Monday 28 July 2014

deduplication again and newage issues

Finished implementing basic near deduplication. After playing around with TF-IDF, cosine distance, and n-gram similarity I decided to use a more customized similarity function based on sentences. In short:

similarity (article1, article2):
    s1 = set(sentence_tokenize(article1))
    s2 = set(sentence_tokenize(article2))
    shared_sentences = s1.intersection(s2)
    all_terms = s1.union(s2)
    return len(shared_terms)/len(all_terms)

That is, articles are given a similarity rating between 0 and 1 based on how many sentences they share. Looking at comparative results for actual similar articles from the corpus and from some in which I manually introduced small changes, this seemed a better gauge than looking at shared ngrams of characters or even words.

the sklearn python library provides a nice TfidfVectorizer which creates a similarity matrix based on the tf-idf similarity of a list of articles. This could be more efficient, but as we cannot hope to create this matrix in a single pass of the corpus (we can't hold all articles in memory at once), this efficiency is non-trivial to take advantage of. Instead doing pairwise comparison of articles as outline in the previous post seems to be the best option at this stage.
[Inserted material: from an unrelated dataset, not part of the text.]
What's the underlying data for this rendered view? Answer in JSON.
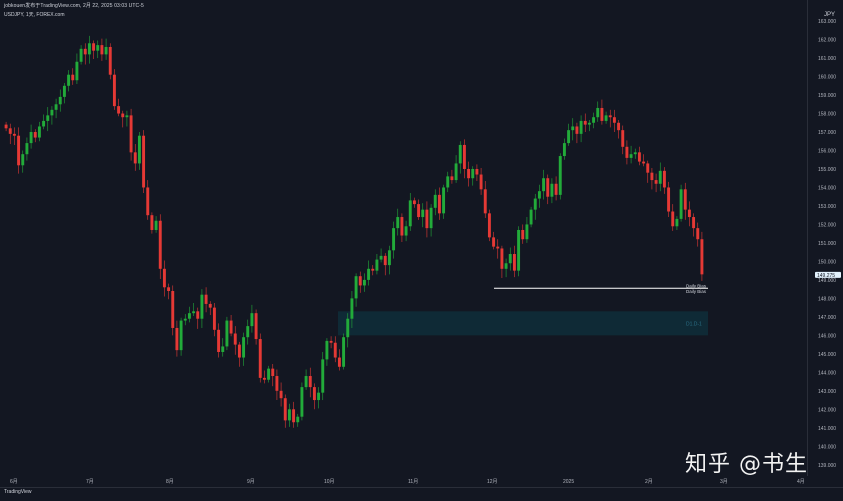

Some optimization was added to the deduplication process, namely:
If a sentence from one article matches too many other articles (for now > 10), ignore this sentence. This means we don't need to pull down hundreds of articles and pairwise compare against all of them for sentences such as "subscribe to our newsletter" which is still dirtying some of the articles. This will remain useful even on the corpus texts are properly cleaned for sentences such as "more to follow" and other reporter cliches, although for now I'm ignoring sentences which are fewer than 20 characters long. Better gauge of similarity could possibly be achieved by taking into account:

  • sentences which appear only in very few other articles are weighted higher for deduplication
  • sentences containing names are weighted higher
  • longer sentences are weighted higher

After running a number of tests on the development database I have now left the deduplicator to run on the main database. It is not removing the duplicates yet, but just marking them, as well as marking 'similar' articles (those which rank with above 30% similarity).
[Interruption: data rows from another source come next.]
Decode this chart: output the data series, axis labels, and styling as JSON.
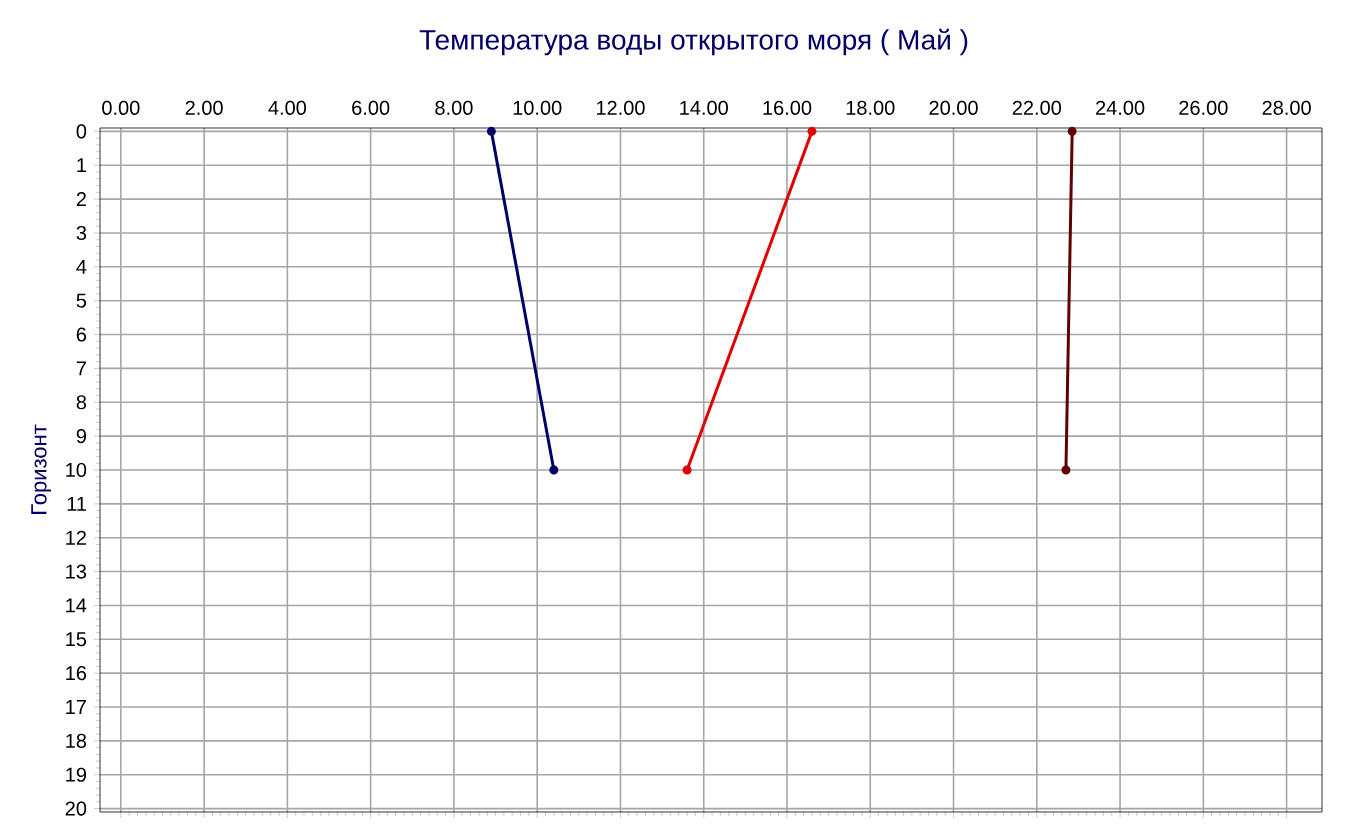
{
  "chart_data": {
    "type": "line",
    "title": "Температура воды открытого моря     ( Май )",
    "ylabel": "Горизонт",
    "series": [
      {
        "color": "#000066",
        "x": [
          8.9,
          10.4
        ],
        "values": [
          0,
          10
        ]
      },
      {
        "color": "#e00000",
        "x": [
          16.6,
          13.6
        ],
        "values": [
          0,
          10
        ]
      },
      {
        "color": "#600000",
        "x": [
          22.85,
          22.7
        ],
        "values": [
          0,
          10
        ]
      }
    ],
    "xlim": [
      -0.5,
      28.85
    ],
    "ylim": [
      20.1,
      -0.1
    ],
    "xticks": [
      {
        "value": 0,
        "label": "0.00"
      },
      {
        "value": 2,
        "label": "2.00"
      },
      {
        "value": 4,
        "label": "4.00"
      },
      {
        "value": 6,
        "label": "6.00"
      },
      {
        "value": 8,
        "label": "8.00"
      },
      {
        "value": 10,
        "label": "10.00"
      },
      {
        "value": 12,
        "label": "12.00"
      },
      {
        "value": 14,
        "label": "14.00"
      },
      {
        "value": 16,
        "label": "16.00"
      },
      {
        "value": 18,
        "label": "18.00"
      },
      {
        "value": 20,
        "label": "20.00"
      },
      {
        "value": 22,
        "label": "22.00"
      },
      {
        "value": 24,
        "label": "24.00"
      },
      {
        "value": 26,
        "label": "26.00"
      },
      {
        "value": 28,
        "label": "28.00"
      }
    ],
    "yticks": [
      0,
      1,
      2,
      3,
      4,
      5,
      6,
      7,
      8,
      9,
      10,
      11,
      12,
      13,
      14,
      15,
      16,
      17,
      18,
      19,
      20
    ],
    "grid": true,
    "marker": "circle",
    "line_style": "solid"
  }
}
Also discovered some problems with short articles on thenewage.co.za - similar to the problem before with IOL, if the article text is too short then Reporter picks up the CSS styling instead as the 'main text'. Unfortunately unlike with IOL removing the CSS as a pre-processing step does not solve the issue, as Reporter's next guess is the "in other news" section; if this is removed, it picks up the phrase "comment now". At this stage I couldn't find a solution generic enough to be appealing - some customized code may need to be written for some publications.

Installed NLTK on the server with the punkt package. Took a while to find how to do this on a headless machine (NLTK downloader seems GUI-focussed and the cli downloader didn't provide much help in locating the "english.pickle" resource which is part of the punkt tokenizer):

python -m nltk.downloader punkt




Wednesday 23 July 2014

Second semester - deduplication

Working on the project again now that exam revision, exams, internship and field trip are over.

Worked on near deduplication. Using sklearn python library with TfidfVectorizers as described here: http://stackoverflow.com/questions/8897593/similarity-between-two-text-documents which seems to be working very well so far.

As pairwise comparison of all articles will become increasingly impractical as corpus size grows I'm taking a customized approach of keeping a collection of sentence hashes. This takes up more database space, but it means that we only need to do pairwise comparison on articles which share at least one sentence.

Dedup can be done on an existing corpus by building up the sentence hash collection while doing the deduplication. If the sentence hashes exist already for all articles in the db then we need to pull only a limited subset of articles to compare each new article against.

Also discovered ssdeep fuzzy hashing in Python (thanks to Peter Wrench). Will take a comparative look at this at a later stage to see if can be more efficient than the method described above.